Es freut mich, Herr Büttiker, wenn Sie heute von "unseren" Entscheiden sprechen! Wie ich mich an Ihre Voten von gestern erinnere, gab es doch eine ganz grosse Skepsis von Ihrer Seite, gerade auch bezüglich der Mehrwertabschöpfung. Wir haben gestern eine sehr hochstehende Debatte geführt und haben Entscheide gefällt, über die ich mich sehr gefreut habe. Ich habe aber in den bilateralen Gesprächen, die ich anschliessend geführt habe, immer noch eine grosse Skepsis gegenüber dieser Mehrwertabschöpfung verspürt und habe auch verschiedentlich gehört, dass der Nationalrat hier die Möglichkeit habe, nochmals Korrekturen vorzunehmen. Das heisst, dass die Entscheide, die gestern von uns gefällt wurden und die ich wirklich sehr begrüsse, noch auf recht wackligen Beinen stehen.

Ich persönlich gehöre in der Frage, ob diese Forderung der Minderheit eingefügt werden soll, zur Mehrheit. Meiner Meinung nach hat der Nationalrat nun die Gelegenheit, zuerst einmal aufzuzeigen, dass er unsere Forderungen inhaltlich mitträgt, allenfalls mit kleinen Modifikationen - wir waren ja gestern bei gewissen Punkten auch nicht so ganz sicher, ob unsere Version formaljuristisch überall bis ins letzte Detail ausgeklügelt ist. Dann, am Schluss, wenn der Nationalrat unseren Inhalt bestätigt hat, kann er das einfügen.

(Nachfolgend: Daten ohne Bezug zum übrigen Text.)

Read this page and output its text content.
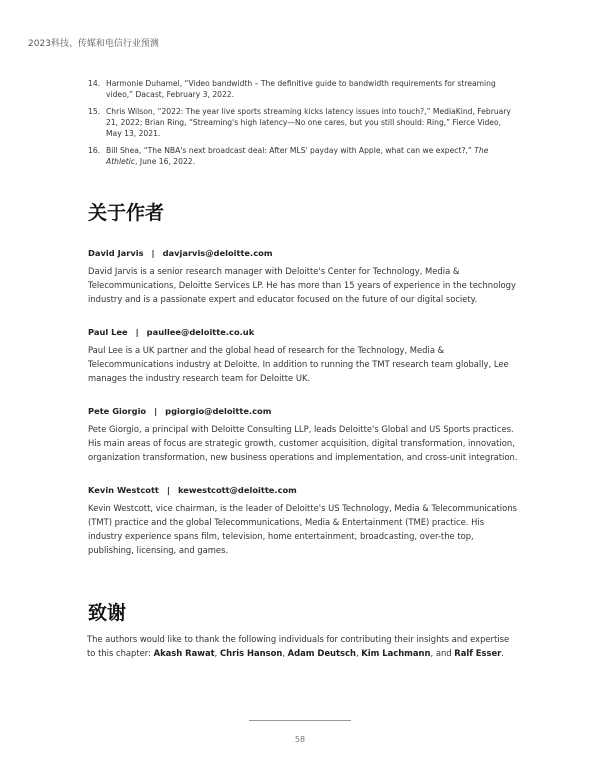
2023科技、传媒和电信行业预测
14. Harmonie Duhamel, “Video bandwidth – The definitive guide to bandwidth requirements for streaming video,” Dacast, February 3, 2022.
15. Chris Wilson, “2022: The year live sports streaming kicks latency issues into touch?,” MediaKind, February 21, 2022; Brian Ring, “Streaming's high latency—No one cares, but you still should: Ring,” Fierce Video, May 13, 2021.
16. Bill Shea, “The NBA's next broadcast deal: After MLS' payday with Apple, what can we expect?,” The Athletic, June 16, 2022.
关于作者
David Jarvis | davjarvis@deloitte.com
David Jarvis is a senior research manager with Deloitte's Center for Technology, Media & Telecommunications, Deloitte Services LP. He has more than 15 years of experience in the technology industry and is a passionate expert and educator focused on the future of our digital society.
Paul Lee | paullee@deloitte.co.uk
Paul Lee is a UK partner and the global head of research for the Technology, Media & Telecommunications industry at Deloitte. In addition to running the TMT research team globally, Lee manages the industry research team for Deloitte UK.
Pete Giorgio | pgiorgio@deloitte.com
Pete Giorgio, a principal with Deloitte Consulting LLP, leads Deloitte's Global and US Sports practices. His main areas of focus are strategic growth, customer acquisition, digital transformation, innovation, organization transformation, new business operations and implementation, and cross-unit integration.
Kevin Westcott | kewestcott@deloitte.com
Kevin Westcott, vice chairman, is the leader of Deloitte's US Technology, Media & Telecommunications (TMT) practice and the global Telecommunications, Media & Entertainment (TME) practice. His industry experience spans film, television, home entertainment, broadcasting, over-the top, publishing, licensing, and games.
致谢
The authors would like to thank the following individuals for contributing their insights and expertise to this chapter: Akash Rawat, Chris Hanson, Adam Deutsch, Kim Lachmann, and Ralf Esser.
58
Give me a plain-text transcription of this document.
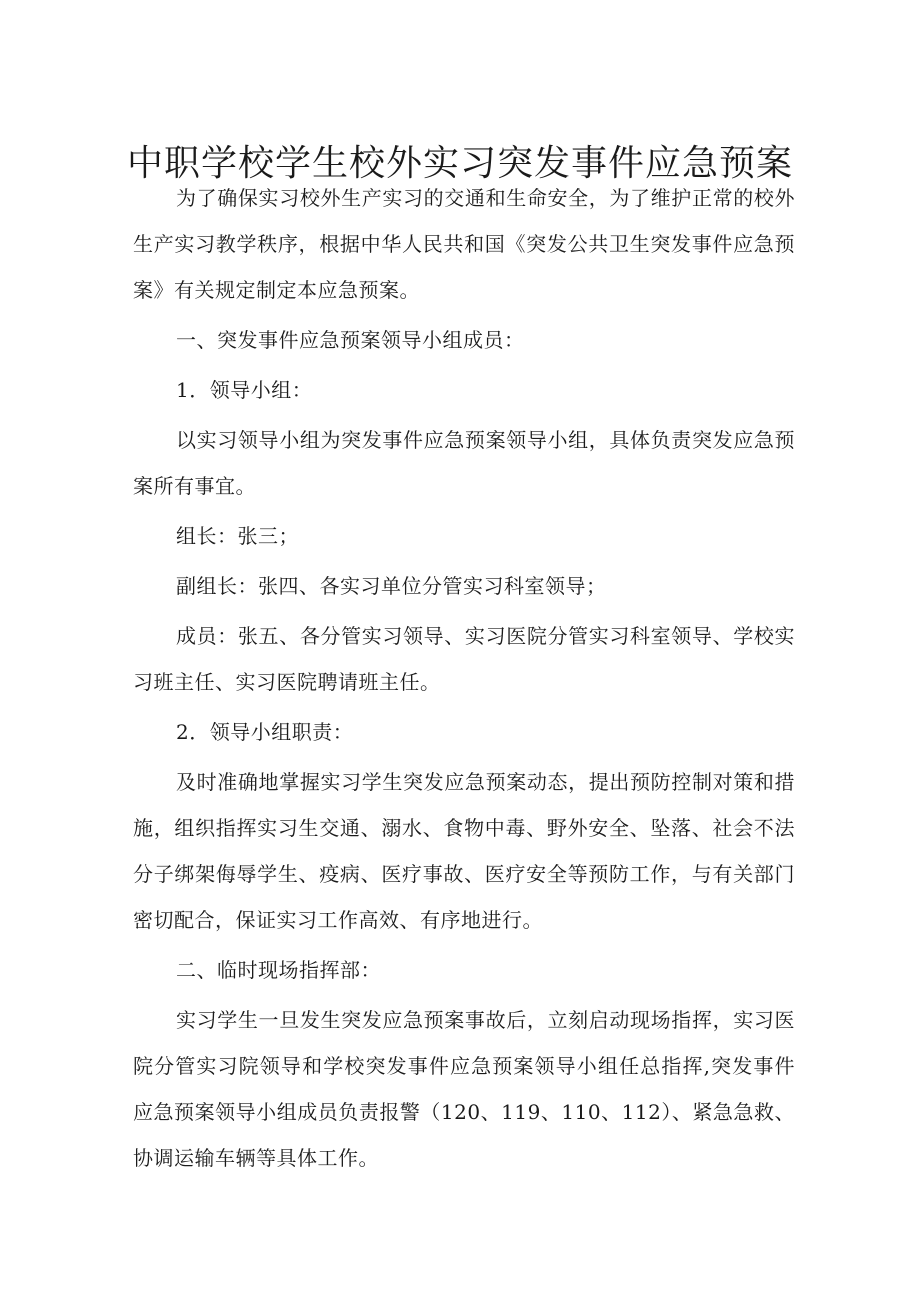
中职学校学生校外实习突发事件应急预案

为了确保实习校外生产实习的交通和生命安全，为了维护正常的校外生产实习教学秩序，根据中华人民共和国《突发公共卫生突发事件应急预案》有关规定制定本应急预案。

一、突发事件应急预案领导小组成员：

1．领导小组：

以实习领导小组为突发事件应急预案领导小组，具体负责突发应急预案所有事宜。

组长：张三；

副组长：张四、各实习单位分管实习科室领导；

成员：张五、各分管实习领导、实习医院分管实习科室领导、学校实习班主任、实习医院聘请班主任。

2．领导小组职责：

及时准确地掌握实习学生突发应急预案动态，提出预防控制对策和措施，组织指挥实习生交通、溺水、食物中毒、野外安全、坠落、社会不法分子绑架侮辱学生、疫病、医疗事故、医疗安全等预防工作，与有关部门密切配合，保证实习工作高效、有序地进行。

二、临时现场指挥部：

实习学生一旦发生突发应急预案事故后，立刻启动现场指挥，实习医院分管实习院领导和学校突发事件应急预案领导小组任总指挥,突发事件应急预案领导小组成员负责报警（120、119、110、112）、紧急急救、协调运输车辆等具体工作。
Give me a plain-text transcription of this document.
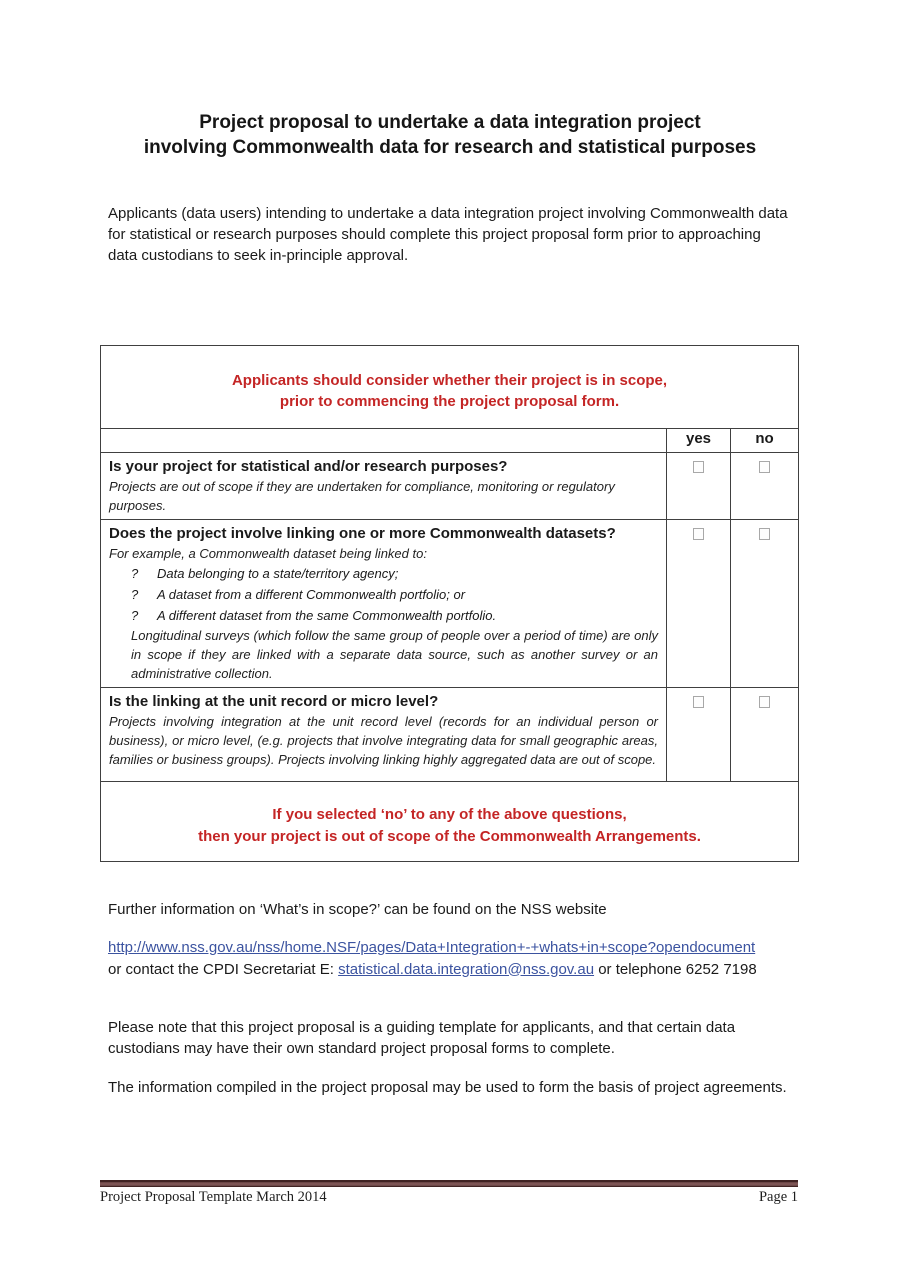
Project proposal to undertake a data integration project
involving Commonwealth data for research and statistical purposes
Applicants (data users) intending to undertake a data integration project involving Commonwealth data for statistical or research purposes should complete this project proposal form prior to approaching data custodians to seek in-principle approval.
Applicants should consider whether their project is in scope,
prior to commencing the project proposal form.		

	yes	no

Is your project for statistical and/or research purposes?
Projects are out of scope if they are undertaken for compliance, monitoring or regulatory purposes.		

Does the project involve linking one or more Commonwealth datasets?
For example, a Commonwealth dataset being linked to:
?	Data belonging to a state/territory agency;
?	A dataset from a different Commonwealth portfolio; or
?	A different dataset from the same Commonwealth portfolio.
Longitudinal surveys (which follow the same group of people over a period of time) are only in scope if they are linked with a separate data source, such as another survey or an administrative collection.

Is the linking at the unit record or micro level?
Projects involving integration at the unit record level (records for an individual person or business), or micro level, (e.g. projects that involve integrating data for small geographic areas, families or business groups). Projects involving linking highly aggregated data are out of scope.		

If you selected ‘no’ to any of the above questions,
then your project is out of scope of the Commonwealth Arrangements.		
Further information on ‘What’s in scope?’ can be found on the NSS website
http://www.nss.gov.au/nss/home.NSF/pages/Data+Integration+-+whats+in+scope?opendocument
or contact the CPDI Secretariat E: statistical.data.integration@nss.gov.au or telephone 6252 7198
Please note that this project proposal is a guiding template for applicants, and that certain data custodians may have their own standard project proposal forms to complete.
The information compiled in the project proposal may be used to form the basis of project agreements.
Project Proposal Template March 2014	Page 1
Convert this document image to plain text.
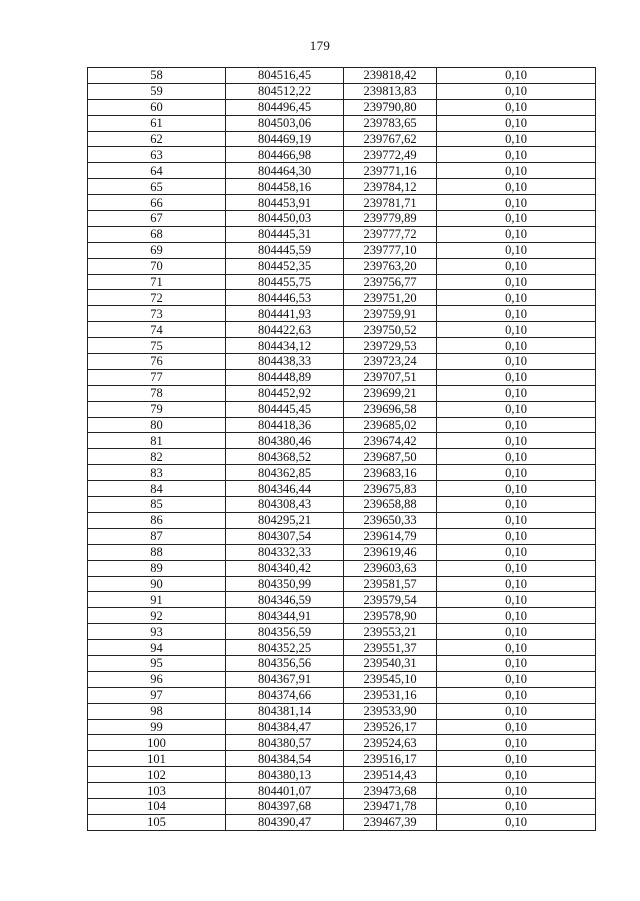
179
58	804516,45	239818,42	0,10
59	804512,22	239813,83	0,10
60	804496,45	239790,80	0,10
61	804503,06	239783,65	0,10
62	804469,19	239767,62	0,10
63	804466,98	239772,49	0,10
64	804464,30	239771,16	0,10
65	804458,16	239784,12	0,10
66	804453,91	239781,71	0,10
67	804450,03	239779,89	0,10
68	804445,31	239777,72	0,10
69	804445,59	239777,10	0,10
70	804452,35	239763,20	0,10
71	804455,75	239756,77	0,10
72	804446,53	239751,20	0,10
73	804441,93	239759,91	0,10
74	804422,63	239750,52	0,10
75	804434,12	239729,53	0,10
76	804438,33	239723,24	0,10
77	804448,89	239707,51	0,10
78	804452,92	239699,21	0,10
79	804445,45	239696,58	0,10
80	804418,36	239685,02	0,10
81	804380,46	239674,42	0,10
82	804368,52	239687,50	0,10
83	804362,85	239683,16	0,10
84	804346,44	239675,83	0,10
85	804308,43	239658,88	0,10
86	804295,21	239650,33	0,10
87	804307,54	239614,79	0,10
88	804332,33	239619,46	0,10
89	804340,42	239603,63	0,10
90	804350,99	239581,57	0,10
91	804346,59	239579,54	0,10
92	804344,91	239578,90	0,10
93	804356,59	239553,21	0,10
94	804352,25	239551,37	0,10
95	804356,56	239540,31	0,10
96	804367,91	239545,10	0,10
97	804374,66	239531,16	0,10
98	804381,14	239533,90	0,10
99	804384,47	239526,17	0,10
100	804380,57	239524,63	0,10
101	804384,54	239516,17	0,10
102	804380,13	239514,43	0,10
103	804401,07	239473,68	0,10
104	804397,68	239471,78	0,10
105	804390,47	239467,39	0,10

Ich bin davon überzeugt, dass wir das Gespräch mit den Initiantinnen und Initianten der Volksinitiative finden werden; das sind dialogfähige Menschen - vielleicht ein bisschen im Gegensatz zu den Initianten der Abzocker-Initiative. Aber wenn wir diese Forderung jetzt schon vorwegnehmen, fügen wir etwas ein, das der Nationalrat dann so belassen könnte. So stünde er viel weniger unter Druck, die Rechtfertigung für diese Forderung auch selber inhaltlich zu bestätigen. Darum finde ich es eigentlich klug, das jetzt nicht einzufügen. Das soll der Nationalrat am Schluss seines Werkes einsetzen können.

Diese Überlegungen haben wir in der Kommission angestellt, und eine Mehrheit ist der Meinung, dass wir heute diesen Zusatz gemäss Minderheit Lombardi nicht einfügen sollten.